Monsieur vabé pouvez-vous évoquer pour nous quelques uns des fondements de la crise que vit en ce moment la Côte d’Ivoire ?

Vabé Charles :

Il faut toujours revenir à l’histoire. Et pour saisir ce qui arrive, il faut remonter jusqu’en 1909 lorsque la guerre coloniale battait son plein en Côte d’Ivoire. Toutes les tribus étaient hostiles à la pénétration coloniale. L’une d’entre elles les Akouès (Baoulés) a alors trahi les autres en s’engageant au côté des colons. En guise de remerciement ces derniers avaient scolarisé une des pupilles de la chefferie traditionnelle, en l’occurrence, Félix HOUPHOUET BOIGNY.

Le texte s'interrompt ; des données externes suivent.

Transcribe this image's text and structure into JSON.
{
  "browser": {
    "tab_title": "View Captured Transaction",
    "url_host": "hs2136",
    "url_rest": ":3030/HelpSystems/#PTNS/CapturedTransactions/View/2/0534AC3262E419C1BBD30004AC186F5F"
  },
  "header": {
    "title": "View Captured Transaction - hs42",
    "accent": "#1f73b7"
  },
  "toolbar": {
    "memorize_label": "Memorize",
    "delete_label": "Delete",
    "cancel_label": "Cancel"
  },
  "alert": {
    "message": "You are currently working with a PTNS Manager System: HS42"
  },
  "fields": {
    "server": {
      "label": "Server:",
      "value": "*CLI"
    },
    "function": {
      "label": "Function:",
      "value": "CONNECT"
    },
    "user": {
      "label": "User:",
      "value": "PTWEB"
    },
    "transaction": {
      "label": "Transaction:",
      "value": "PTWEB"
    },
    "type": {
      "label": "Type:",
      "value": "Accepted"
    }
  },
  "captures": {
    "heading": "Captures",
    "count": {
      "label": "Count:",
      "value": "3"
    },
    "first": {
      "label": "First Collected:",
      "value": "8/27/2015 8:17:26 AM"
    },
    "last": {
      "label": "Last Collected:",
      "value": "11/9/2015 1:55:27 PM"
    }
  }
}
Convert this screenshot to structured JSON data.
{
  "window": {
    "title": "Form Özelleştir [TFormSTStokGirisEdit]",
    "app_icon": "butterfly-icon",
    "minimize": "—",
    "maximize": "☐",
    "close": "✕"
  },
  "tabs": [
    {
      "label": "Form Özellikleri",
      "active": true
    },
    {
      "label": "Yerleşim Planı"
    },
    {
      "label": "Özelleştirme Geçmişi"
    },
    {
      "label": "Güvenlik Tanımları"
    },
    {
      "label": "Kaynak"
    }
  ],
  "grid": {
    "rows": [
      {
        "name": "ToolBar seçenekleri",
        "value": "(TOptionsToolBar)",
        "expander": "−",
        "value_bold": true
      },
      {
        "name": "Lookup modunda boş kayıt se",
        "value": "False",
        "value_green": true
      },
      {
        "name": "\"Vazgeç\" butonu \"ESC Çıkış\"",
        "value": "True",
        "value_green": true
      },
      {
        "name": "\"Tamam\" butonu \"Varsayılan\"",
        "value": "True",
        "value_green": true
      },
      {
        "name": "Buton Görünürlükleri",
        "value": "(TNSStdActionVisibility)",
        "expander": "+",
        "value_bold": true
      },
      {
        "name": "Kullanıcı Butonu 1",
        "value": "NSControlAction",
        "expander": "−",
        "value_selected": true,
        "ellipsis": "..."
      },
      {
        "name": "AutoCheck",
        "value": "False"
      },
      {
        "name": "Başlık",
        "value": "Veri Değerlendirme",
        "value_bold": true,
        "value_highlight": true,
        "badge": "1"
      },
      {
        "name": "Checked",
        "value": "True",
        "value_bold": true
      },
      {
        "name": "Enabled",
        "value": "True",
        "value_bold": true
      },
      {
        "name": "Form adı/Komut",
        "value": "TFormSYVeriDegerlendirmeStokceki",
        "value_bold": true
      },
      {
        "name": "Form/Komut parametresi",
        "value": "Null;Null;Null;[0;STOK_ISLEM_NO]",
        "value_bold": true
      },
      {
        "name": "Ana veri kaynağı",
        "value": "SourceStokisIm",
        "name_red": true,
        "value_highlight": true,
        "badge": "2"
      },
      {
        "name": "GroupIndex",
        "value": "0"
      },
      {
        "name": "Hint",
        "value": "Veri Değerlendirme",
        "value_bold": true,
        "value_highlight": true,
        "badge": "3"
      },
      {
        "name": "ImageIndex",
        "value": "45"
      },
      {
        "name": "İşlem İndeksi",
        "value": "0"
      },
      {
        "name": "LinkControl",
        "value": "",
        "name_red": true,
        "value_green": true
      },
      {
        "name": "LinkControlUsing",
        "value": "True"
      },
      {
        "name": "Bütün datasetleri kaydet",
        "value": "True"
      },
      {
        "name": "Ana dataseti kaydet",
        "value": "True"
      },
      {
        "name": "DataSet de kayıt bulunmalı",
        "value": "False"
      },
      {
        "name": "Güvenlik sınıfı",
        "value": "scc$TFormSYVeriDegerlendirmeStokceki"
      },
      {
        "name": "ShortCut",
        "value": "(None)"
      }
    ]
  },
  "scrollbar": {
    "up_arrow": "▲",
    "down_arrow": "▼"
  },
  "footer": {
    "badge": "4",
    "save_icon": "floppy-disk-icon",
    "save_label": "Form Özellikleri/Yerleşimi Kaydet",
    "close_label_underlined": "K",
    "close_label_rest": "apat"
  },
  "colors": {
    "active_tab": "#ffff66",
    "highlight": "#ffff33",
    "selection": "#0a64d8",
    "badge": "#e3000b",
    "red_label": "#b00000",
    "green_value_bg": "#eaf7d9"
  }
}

Quand en 1925, M. KOUASSI-NGO (l’oncle d’HOUPHOUET) meurt, et que ce dernier devient chef traditionnel, c’est un gouverneur colonial (Maurice DELAFOSSE) diligenté par la France qui devient conseiller politique d’HOUPHOUET. C’est ce gouverneur colonial là , qui crée la première association des personnes originaires de Côte d’Ivoire. Et conséquemment lorsque HOUPHOUET forme la bourgeoisie africaine dans les années 1930, c’est essentiellement et majoritairement avec de jeunes Akans. A regarder la liste des huit (8) principaux bourgeois qui ont été à la base de la création du Syndicat Agricole Africain en 1944, force est de constater que la majorité d’entre eux est Akan.

Aussi pour comprendre les convulsions que nous vivons aujourd’hui, il faut dire que c’est en partie parce que cette philosophie de l’ivoirité qui a été écrite par M. BEDIE en 1994, puise ses sources dans le pouvoir Akan qui ne veut pas céder la place à une véritable démocratie en Côte d’Ivoire : c’est là , à mon sens, le fond du dossier. Ce pouvoir Akan se met en place dès 1945, lorsqu’au lendemain de la guerre, la France lance à Paris une Assemblée Constituante et demande à l’Outre-Mer d’envoyer des députés. Un grande campagne démarre et confronte d’abord deux principaux candidats : OUEZZIN COULIBALY de la Haute-Volta (puisque les deux pays par la grâce coloniale formaient une même entité) et HOUPHOUET qui venait de la Basse-Côte.

Au cours de la campagne électorale, OUEZZIN était populaire et en avance de presque dix voix au premier tour. Houphouet, déséquilibré, décida de faire campagne sur un thème xénophobique dans le centre et le sud, principalement à Bouaflé, Tiébissou et Sakassou avec des slogan contre les étrangers Mossi. OUEZZIN au vu de ce discours haineux, s’est alors désisté au second tour et a appelé les Voltaïques à voter pour Houphouet.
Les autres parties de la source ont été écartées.